Presentato il libro “Dieci novelle del Decamerone” di Giovanni Boccaccio, traduzione in vernacolo policastrese di Maria Pascuzzi

Presentato il libro “Dieci novelle del Decamerone” di Giovanni Boccaccio, traduzione in vernacolo policastrese di Maria Pascuzzi

“Dieci novelle del Decamerone” di Giovanni Boccaccio, traduzione in vernacolo policastrese di Maria Pascuzzi: questo il titolo del libro, recentemente presentato nella biblioteca petilina. Si è trattato di un’iniziativa promossa dall’associazione Pass e da Il Petilino. E Petilia ha risposto ancora una volta presente all’invito della signora Pascuzzi (professoressa in pensione, autrice di 8 pubblicazioni ed apprezzata pittrice) ritenendo la opera preziosa e riconoscendole il contributo dato in questi anni.

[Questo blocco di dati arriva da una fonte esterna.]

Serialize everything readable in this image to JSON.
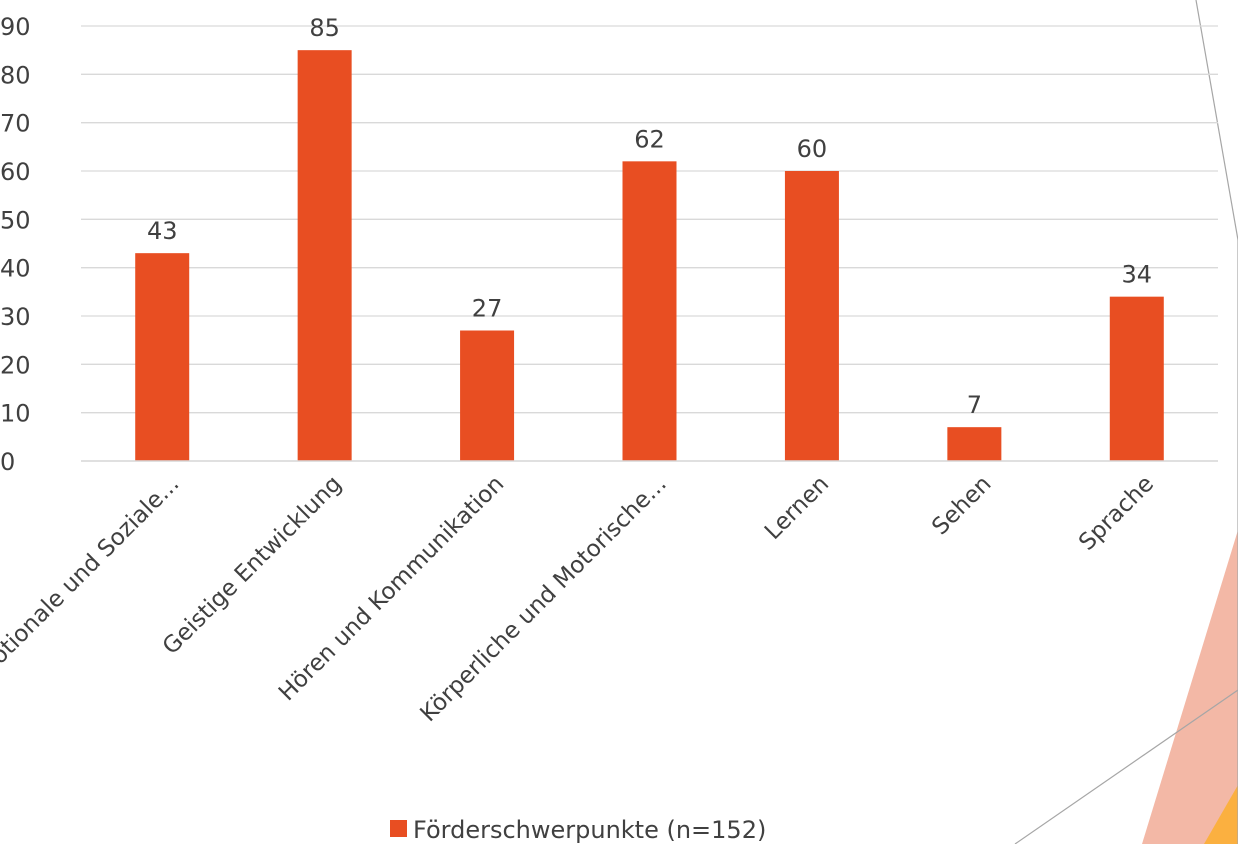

A presentare l’opera, il giornalista Giacinto, direttore de Il Petilino, che ha iniziando citando il poeta siciliano Ignazio Buttitta, che nella sua poesia “Lingua e dialetto” scriveva: “Nu populu mintitilu a catina, spugghiatilu tappatile a vucca, è ancora libaru; cacciatile u travagghiu u passaportu a tavula due mancia u lettu due dorma, è ancora riccu. nu populu, diventa poviru e servu, quannu l’arrobbanu a lingua di patri: è perdutu ppè sempre”.
Ha proseguito, poi, sottolineando che “il dialetto è importante; ma se l’italiano è la lingua della testa, il dialetto è quella del cuore. Lo è perchè ha una forza espressiva e descrittiva, impareggiabile. Capita spesso, infatti, che in italiano non esiste una parola per esprimere un determinato concetto che il dialetto, invece, rende perfettamente. L’inestimabile valore delle opere della signora Pascuzzi sta proprio in questo: preservare e conservare strutture linguistiche, vocaboli e lessico dialettali dall’inevitabile decadenza, che si registra quando i “parlanti” dei dialetti, in questo caso u pulicastrise, “smettono di parlare”, qualunque ne sia la causa”.
Carvelli ha poi evidenziato che “con i suoi libri, la signora Pascuzzi facilita la divulgazione del dialetto, che non sono solo folcloristici e popolari, ma anche, soprattutto con l’ultima opera, letterariamente “alti”. Il dialetto è importante anche per consolidare lo spirito di appartenenza; chi lo parla, infatti, si auto-identifica con il territorio in cui vive rafforzando così, il legame culturale con la tradizione. Un aspetto importante, soprattutto in un periodo come quello attuale, in cui sembra essere venuta meno quella socialità della ruga che teneva unita la comunità”.
Infine, ha sottolineato che l’opera in questione è unica nel suo genere, non solo a Petilia ma anche a livello regionale, perché nessuno finora si è cimentato in un’impresa simile. La scelta di Boccaccio, poi – ha concluso – è illuminante, considerato che noi petilini siamo famosi anche per la goliardia (mi scuserete se ho tradotto il termine in italiano) e l’autore del Decamerone dalle nostre parti, visto ciò che ha scritto, si troverebbe perfettamente a suo agio”.
Gli interventi, moderati da Filomena Ierardi, sono stati intermezzati dalla musica degli Hantura, gruppo etno popolare petilino, che ha voluto rendere omaggio all’autrice.
Tra gli interventi, da segnalare quello di Fina Cavallo, docente, che ha inteso ringraziare la signora Pascuzzi per ciò che ha fatto per Petilia, prima nelle aule di scuola e dopo coi i suoi libri.
Sono intervenuti anche Giuseppe Luchetta, responsabile della biblioteca comunale, l’avvocato Palmina Ruberto e il sindaco di Petilia Policastro, Amedeo Nicolazzi.
E’ toccato, poi all’autrice concludere la serata all’insegna della cultura, con un accorato appello per la valorizzazione del dialetto, una sua diffusione anche nelle scuole ed una maggiore attenzione da parte delle istituzioni sul versante della cultura.